A cold, sharp pain flooded through her and she gasped slightly, and at that moment Jasmine eyed her keenly and then nodded to herself and said something to the throng, who all turned and gazed at her, smirking.
It wasn’t nice, whatever she said. And their gaze was too much. Mandy collected her book and bag, leaving her half eaten lunch and moved to fee the cafeteria. To do so she had to pass them, there was no other way out. She remembered her father talking of Dante’s dictum that the only way out was through. But that was in hell. Still, the allegory applied really, school being one of the lower circles no doubt.

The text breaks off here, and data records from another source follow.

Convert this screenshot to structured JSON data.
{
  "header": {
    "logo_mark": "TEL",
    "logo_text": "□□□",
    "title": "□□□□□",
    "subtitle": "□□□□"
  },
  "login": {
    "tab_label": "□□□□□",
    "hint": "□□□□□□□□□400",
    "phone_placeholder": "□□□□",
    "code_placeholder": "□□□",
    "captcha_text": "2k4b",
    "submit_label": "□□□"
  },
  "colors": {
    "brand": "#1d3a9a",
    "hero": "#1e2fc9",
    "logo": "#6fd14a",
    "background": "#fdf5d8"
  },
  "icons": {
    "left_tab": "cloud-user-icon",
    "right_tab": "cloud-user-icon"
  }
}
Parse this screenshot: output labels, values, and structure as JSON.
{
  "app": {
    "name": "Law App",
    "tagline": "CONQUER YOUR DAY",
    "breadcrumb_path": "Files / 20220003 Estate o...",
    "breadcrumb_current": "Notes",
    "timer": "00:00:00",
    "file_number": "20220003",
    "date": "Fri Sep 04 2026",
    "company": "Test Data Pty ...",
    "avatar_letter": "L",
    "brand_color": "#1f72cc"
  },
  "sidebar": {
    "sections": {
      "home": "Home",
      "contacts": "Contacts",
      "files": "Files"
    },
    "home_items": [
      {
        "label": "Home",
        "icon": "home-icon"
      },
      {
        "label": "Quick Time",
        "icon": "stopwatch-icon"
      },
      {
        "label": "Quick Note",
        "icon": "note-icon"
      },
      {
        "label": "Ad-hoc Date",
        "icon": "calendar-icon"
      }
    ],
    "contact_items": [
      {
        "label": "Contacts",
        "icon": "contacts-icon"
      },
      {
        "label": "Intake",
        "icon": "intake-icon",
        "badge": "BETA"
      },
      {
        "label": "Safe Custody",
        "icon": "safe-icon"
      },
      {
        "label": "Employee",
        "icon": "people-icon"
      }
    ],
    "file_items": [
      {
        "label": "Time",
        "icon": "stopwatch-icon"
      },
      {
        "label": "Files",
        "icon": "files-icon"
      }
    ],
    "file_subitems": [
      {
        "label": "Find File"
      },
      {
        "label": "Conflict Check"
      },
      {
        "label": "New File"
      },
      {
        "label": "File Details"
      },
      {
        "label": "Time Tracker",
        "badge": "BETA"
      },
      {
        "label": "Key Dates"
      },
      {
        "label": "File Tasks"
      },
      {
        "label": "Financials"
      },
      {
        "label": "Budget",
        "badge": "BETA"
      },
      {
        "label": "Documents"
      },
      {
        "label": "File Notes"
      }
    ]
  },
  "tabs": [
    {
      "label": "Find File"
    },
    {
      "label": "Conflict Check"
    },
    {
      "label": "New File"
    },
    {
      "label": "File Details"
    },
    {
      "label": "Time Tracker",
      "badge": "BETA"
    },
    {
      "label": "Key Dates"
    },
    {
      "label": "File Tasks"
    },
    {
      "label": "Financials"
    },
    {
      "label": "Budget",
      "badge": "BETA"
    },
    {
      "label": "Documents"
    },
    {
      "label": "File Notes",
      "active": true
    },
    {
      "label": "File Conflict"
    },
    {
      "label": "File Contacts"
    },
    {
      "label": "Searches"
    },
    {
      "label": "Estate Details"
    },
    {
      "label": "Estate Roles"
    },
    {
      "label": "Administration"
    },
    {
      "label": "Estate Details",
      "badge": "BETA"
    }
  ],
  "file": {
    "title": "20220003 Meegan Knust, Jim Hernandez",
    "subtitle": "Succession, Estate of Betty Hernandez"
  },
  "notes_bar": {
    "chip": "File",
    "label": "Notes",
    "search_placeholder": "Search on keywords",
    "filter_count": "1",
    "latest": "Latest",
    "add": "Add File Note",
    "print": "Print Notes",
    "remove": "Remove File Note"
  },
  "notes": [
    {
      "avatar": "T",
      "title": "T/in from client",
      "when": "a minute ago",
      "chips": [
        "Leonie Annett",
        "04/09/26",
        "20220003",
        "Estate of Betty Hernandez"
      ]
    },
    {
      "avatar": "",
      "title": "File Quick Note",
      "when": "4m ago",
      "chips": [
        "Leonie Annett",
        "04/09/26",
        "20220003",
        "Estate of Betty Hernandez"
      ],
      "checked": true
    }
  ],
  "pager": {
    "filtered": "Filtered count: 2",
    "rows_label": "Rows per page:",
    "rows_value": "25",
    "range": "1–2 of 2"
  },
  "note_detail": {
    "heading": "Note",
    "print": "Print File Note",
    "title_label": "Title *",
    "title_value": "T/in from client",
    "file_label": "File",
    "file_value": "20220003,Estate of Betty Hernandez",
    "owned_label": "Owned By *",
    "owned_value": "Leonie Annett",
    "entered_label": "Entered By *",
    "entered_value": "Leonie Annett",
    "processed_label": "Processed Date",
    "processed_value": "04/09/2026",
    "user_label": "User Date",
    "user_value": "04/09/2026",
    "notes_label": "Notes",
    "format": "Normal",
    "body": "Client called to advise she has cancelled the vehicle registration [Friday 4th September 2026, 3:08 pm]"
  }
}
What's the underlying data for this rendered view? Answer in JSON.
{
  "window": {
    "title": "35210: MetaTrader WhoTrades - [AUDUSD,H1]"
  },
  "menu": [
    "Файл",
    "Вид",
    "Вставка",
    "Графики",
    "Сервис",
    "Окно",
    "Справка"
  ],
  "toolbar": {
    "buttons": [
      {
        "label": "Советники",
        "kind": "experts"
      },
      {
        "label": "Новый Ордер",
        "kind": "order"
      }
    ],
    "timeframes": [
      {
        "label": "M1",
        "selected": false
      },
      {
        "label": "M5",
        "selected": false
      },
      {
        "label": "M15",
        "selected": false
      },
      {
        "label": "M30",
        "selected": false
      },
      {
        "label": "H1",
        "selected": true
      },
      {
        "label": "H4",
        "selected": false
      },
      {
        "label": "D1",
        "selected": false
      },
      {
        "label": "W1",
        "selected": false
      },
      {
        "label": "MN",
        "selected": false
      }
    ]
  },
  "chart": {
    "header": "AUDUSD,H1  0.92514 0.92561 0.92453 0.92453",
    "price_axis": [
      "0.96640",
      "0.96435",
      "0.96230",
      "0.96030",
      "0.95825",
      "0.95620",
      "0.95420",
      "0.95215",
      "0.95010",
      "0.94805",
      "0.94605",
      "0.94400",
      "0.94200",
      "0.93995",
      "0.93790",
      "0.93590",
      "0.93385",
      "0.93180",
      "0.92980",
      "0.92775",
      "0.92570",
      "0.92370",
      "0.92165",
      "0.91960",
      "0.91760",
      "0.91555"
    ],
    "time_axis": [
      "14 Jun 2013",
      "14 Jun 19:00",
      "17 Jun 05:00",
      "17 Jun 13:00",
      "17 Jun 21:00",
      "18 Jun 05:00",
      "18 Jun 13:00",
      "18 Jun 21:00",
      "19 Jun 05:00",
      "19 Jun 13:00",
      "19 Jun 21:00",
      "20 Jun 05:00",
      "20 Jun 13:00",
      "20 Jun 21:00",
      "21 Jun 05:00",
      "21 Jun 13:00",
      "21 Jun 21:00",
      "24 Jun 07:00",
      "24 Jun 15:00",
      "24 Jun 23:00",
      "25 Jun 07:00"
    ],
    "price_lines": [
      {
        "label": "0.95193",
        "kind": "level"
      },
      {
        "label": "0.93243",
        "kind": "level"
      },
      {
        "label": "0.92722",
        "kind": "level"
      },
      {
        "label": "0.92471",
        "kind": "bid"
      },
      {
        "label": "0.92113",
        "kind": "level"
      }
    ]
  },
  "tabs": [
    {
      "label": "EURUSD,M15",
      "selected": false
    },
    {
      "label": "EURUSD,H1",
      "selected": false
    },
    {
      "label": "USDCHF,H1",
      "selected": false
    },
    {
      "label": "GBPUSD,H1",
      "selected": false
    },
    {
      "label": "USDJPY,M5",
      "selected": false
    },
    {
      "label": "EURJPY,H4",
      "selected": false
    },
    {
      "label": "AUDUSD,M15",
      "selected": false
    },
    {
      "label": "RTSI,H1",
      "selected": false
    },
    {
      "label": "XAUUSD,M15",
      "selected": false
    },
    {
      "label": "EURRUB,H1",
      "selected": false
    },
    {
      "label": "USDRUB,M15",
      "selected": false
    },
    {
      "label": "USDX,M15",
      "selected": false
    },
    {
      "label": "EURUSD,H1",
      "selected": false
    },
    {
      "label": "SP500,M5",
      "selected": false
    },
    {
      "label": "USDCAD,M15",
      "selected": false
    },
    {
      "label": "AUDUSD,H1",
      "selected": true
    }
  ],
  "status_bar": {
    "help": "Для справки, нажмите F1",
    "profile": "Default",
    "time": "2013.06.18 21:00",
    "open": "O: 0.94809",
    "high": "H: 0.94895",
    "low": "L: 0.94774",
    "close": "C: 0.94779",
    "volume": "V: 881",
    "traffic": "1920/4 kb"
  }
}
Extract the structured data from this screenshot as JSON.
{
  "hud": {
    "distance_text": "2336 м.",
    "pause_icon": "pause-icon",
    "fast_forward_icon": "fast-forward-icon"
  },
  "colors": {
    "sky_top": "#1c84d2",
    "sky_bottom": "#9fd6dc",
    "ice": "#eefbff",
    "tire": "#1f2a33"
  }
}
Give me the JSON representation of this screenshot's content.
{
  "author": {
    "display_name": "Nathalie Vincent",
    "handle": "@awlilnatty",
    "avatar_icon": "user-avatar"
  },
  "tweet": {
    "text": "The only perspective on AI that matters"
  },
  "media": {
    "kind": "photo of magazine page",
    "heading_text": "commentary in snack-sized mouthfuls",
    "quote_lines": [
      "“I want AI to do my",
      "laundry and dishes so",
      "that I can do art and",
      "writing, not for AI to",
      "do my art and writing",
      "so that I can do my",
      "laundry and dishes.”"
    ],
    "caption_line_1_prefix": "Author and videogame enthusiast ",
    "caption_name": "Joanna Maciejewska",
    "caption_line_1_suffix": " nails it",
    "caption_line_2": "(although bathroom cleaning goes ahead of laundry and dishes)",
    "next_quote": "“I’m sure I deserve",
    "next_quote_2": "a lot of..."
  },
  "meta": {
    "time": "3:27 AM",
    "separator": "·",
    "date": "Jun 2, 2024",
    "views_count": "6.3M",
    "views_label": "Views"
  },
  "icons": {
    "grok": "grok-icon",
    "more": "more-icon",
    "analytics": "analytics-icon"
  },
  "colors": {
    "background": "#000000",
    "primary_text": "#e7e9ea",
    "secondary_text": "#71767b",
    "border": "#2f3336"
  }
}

As she passed them there was still laughter and she wondered how she would be able to be in class with any of them later. It was wrong to flee, it was weak, but she felt so insubstantial these days. Not even a paper ache girl – too translucent, you could see right through her, just as this nasty clique could right now. All her confidence had fled when her father left them. The world she had known proved a chimera and she was unsure of everything ever since. This new start hr mother promised was just a re-run of the past. You can escape a town, but how do you escape yourself?
‘Wonder what she’d look like hanging from a tree?’ one of the boys asked within earshot. He somehow made it sound sickly sexual, like it was a scene from some pornography running in his feral little mind. She refused to look round to give him any satisfaction.
‘She’s already bloodless by the looks of things.’ That was Jasmine, her sweet voice like a viper.
Mandy didn’t understand it and didn’t care to; Jasmine’s observation was just the last thing she heard as she gained her temporary freedom by walking out to the hallway. For a moment she stopped there, breathing heavy, eyes threatening to spill tears.
No, don’t cry, she thought, there have been enough tears, too many, too many.
School was going to be terrible, she could tell. She could just tell.